Le cœur de Godelieve aussi ; mais il était si calme ! Et si à l’unisson, songeait Van Hulle, avec le sien ! C’est même ce qui l’avait inconsciemment conduit à rêver l’accord des horloges. N’est-ce pas réalisable pour des rouages mécaniques et la vie passive des choses, puisqu’il avait accompli, avec Godelieve, l’accord plus compliqué et mystérieux de deux êtres ?

Même leurs occupations semblaient parallèles. Tandis que lui maniait les fils mystérieux de l’heure, tous les fils d’or intérieurs des horloges, Godelieve, casanière de plus en plus, combinait les fils blancs, non moins ténus et enchevêtrés, de son carreau de dentellière.

Il s’agissait aussi de les unifier, de ramener les fils innombrables à un ensemble strict : le voile de dentelle que, très pieuse maintenant, elle promit à la Madone, enclose dans une armoire de verre, au coin de la rue où ils habitent… Il serait long à finir, mais elle avait le temps, dans son existence vide et un peu d’une vieille fille déjà. Elle accumulait au fur et à mesure : une fleur, des rosaces, un emblème — fragments épars du voile dédié. N’était-ce pas comme une collection, aussi, de dessins successifs, avant l’aboutissement du voile total ?

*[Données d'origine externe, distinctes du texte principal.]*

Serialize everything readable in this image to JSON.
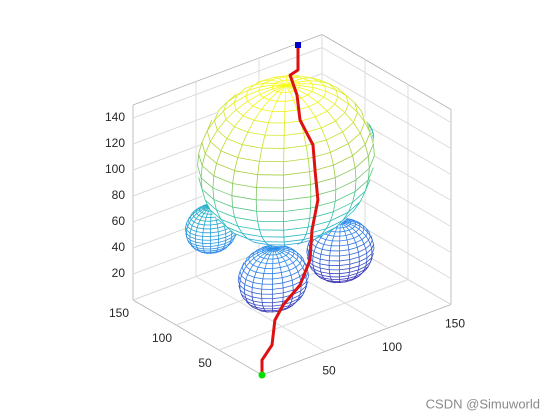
{
  "chart_data": {
    "type": "line3",
    "xlim": [
      0,
      150
    ],
    "ylim": [
      0,
      150
    ],
    "zlim": [
      0,
      150
    ],
    "xticks": [
      50,
      100,
      150
    ],
    "yticks": [
      50,
      100,
      150
    ],
    "zticks": [
      20,
      40,
      60,
      80,
      100,
      120,
      140
    ],
    "grid": true,
    "colormap": [
      "#3e26a8",
      "#2e87f0",
      "#1fbfb8",
      "#a0cb42",
      "#f9fb15"
    ],
    "spheres": [
      {
        "x": 60,
        "y": 60,
        "z": 120,
        "r": 58
      },
      {
        "x": 28,
        "y": 100,
        "z": 64,
        "r": 17
      },
      {
        "x": 50,
        "y": 60,
        "z": 33,
        "r": 23
      },
      {
        "x": 110,
        "y": 70,
        "z": 29,
        "r": 22
      },
      {
        "x": 140,
        "y": 100,
        "z": 93,
        "r": 14
      }
    ],
    "series": [
      {
        "color": "#dd1111",
        "x": [
          0,
          0,
          12,
          15.6,
          25.4,
          45.8,
          57.8,
          60.2,
          67.4,
          63.8,
          61.4,
          45.8,
          42.2,
          33.8,
          43.4,
          43.4
        ],
        "y": [
          0,
          0,
          6,
          7.8,
          12.7,
          22.9,
          28.9,
          30.1,
          33.7,
          31.9,
          30.7,
          22.9,
          21.1,
          16.9,
          21.7,
          21.7
        ],
        "z": [
          0,
          11.5,
          16.4,
          33.6,
          39.8,
          43.8,
          56.5,
          78.2,
          97.3,
          122.4,
          142.9,
          170.8,
          192,
          212,
          210.6,
          229.8
        ]
      }
    ],
    "start": {
      "x": 0,
      "y": 0,
      "z": 0,
      "color": "#00dd00"
    },
    "goal": {
      "x": 43.4,
      "y": 21.7,
      "z": 229.8,
      "color": "#0000cc"
    }
  },
  "watermark": "CSDN @Simuworld"
}
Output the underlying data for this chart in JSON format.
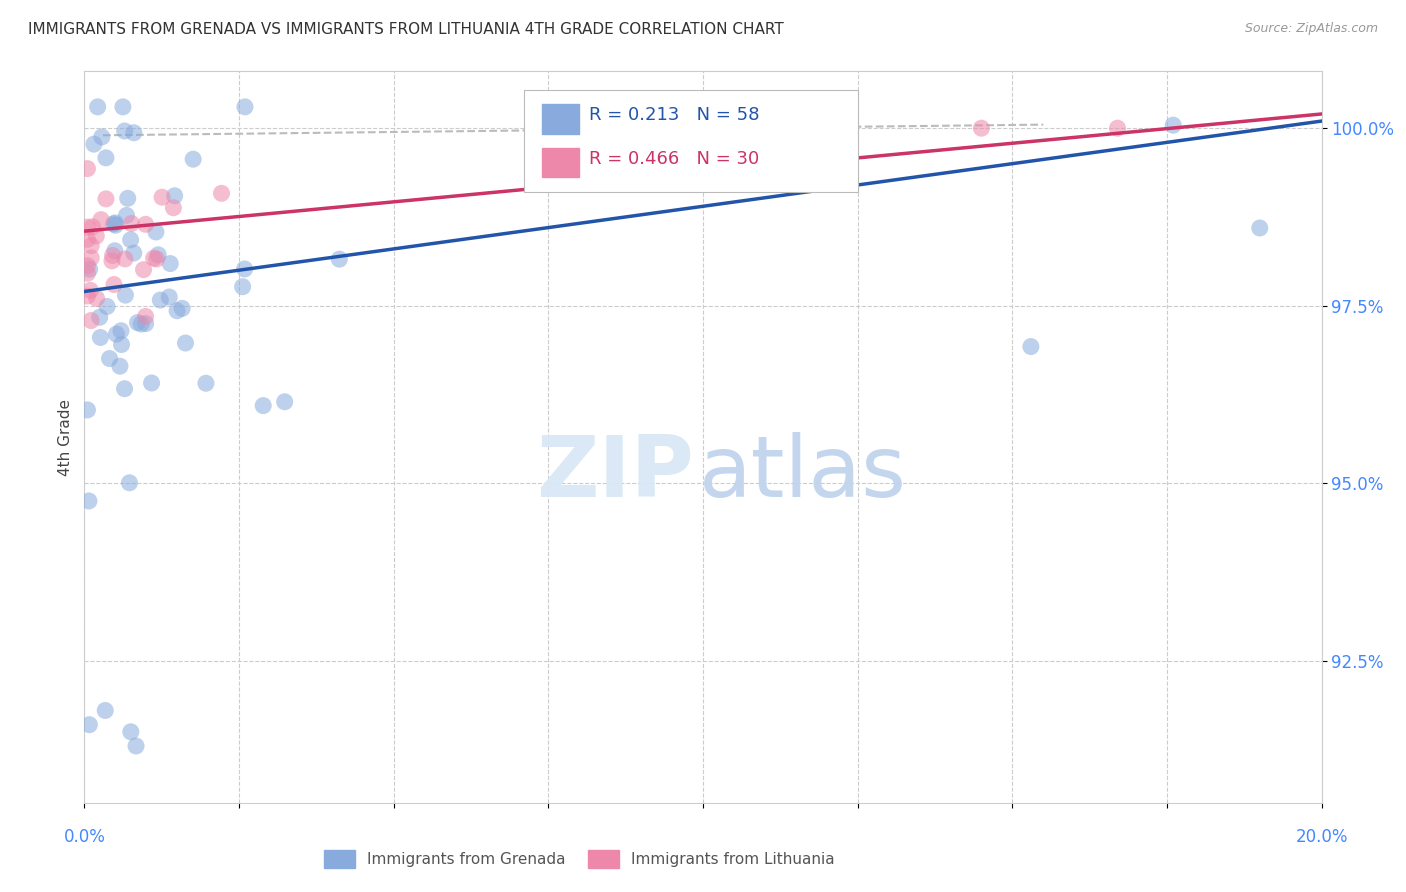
{
  "title": "IMMIGRANTS FROM GRENADA VS IMMIGRANTS FROM LITHUANIA 4TH GRADE CORRELATION CHART",
  "source": "Source: ZipAtlas.com",
  "ylabel": "4th Grade",
  "xlim": [
    0.0,
    20.0
  ],
  "ylim": [
    90.5,
    100.8
  ],
  "yticks": [
    92.5,
    95.0,
    97.5,
    100.0
  ],
  "ytick_labels": [
    "92.5%",
    "95.0%",
    "97.5%",
    "100.0%"
  ],
  "legend_label1": "Immigrants from Grenada",
  "legend_label2": "Immigrants from Lithuania",
  "R1": 0.213,
  "N1": 58,
  "R2": 0.466,
  "N2": 30,
  "color_blue": "#88AADD",
  "color_pink": "#EE88AA",
  "color_line_blue": "#2255AA",
  "color_line_pink": "#CC3366",
  "axis_color": "#4488FF",
  "title_color": "#333333",
  "blue_line": [
    0.0,
    97.7,
    20.0,
    100.1
  ],
  "pink_line": [
    0.0,
    98.55,
    20.0,
    100.2
  ],
  "dash_line": [
    0.3,
    99.9,
    15.5,
    100.05
  ]
}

Ressemblance ! Identité ! Vie à deux, où l’un était l’autre, ensemble et tour à tour ! L’un disait ce que l’autre pensait. L’un regardait avec les yeux de l’autre. Ils se comprenaient sans se parler. De vivre toujours à deux, ils furent comme des miroirs face à face, qui reflètent les objets l’un dans l’autre. Van Hulle aimait Godelieve d’une affection jalouse. Naguère il souffrit dans son cœur et presque dans sa chair, à la pensée qu’un homme aurait pu l’aimer, l’embrasser. Mais il la chérissait surtout comme la conscience de lui-même, la preuve de sa propre existence. Il lui semblait que, sans elle, il serait un mort.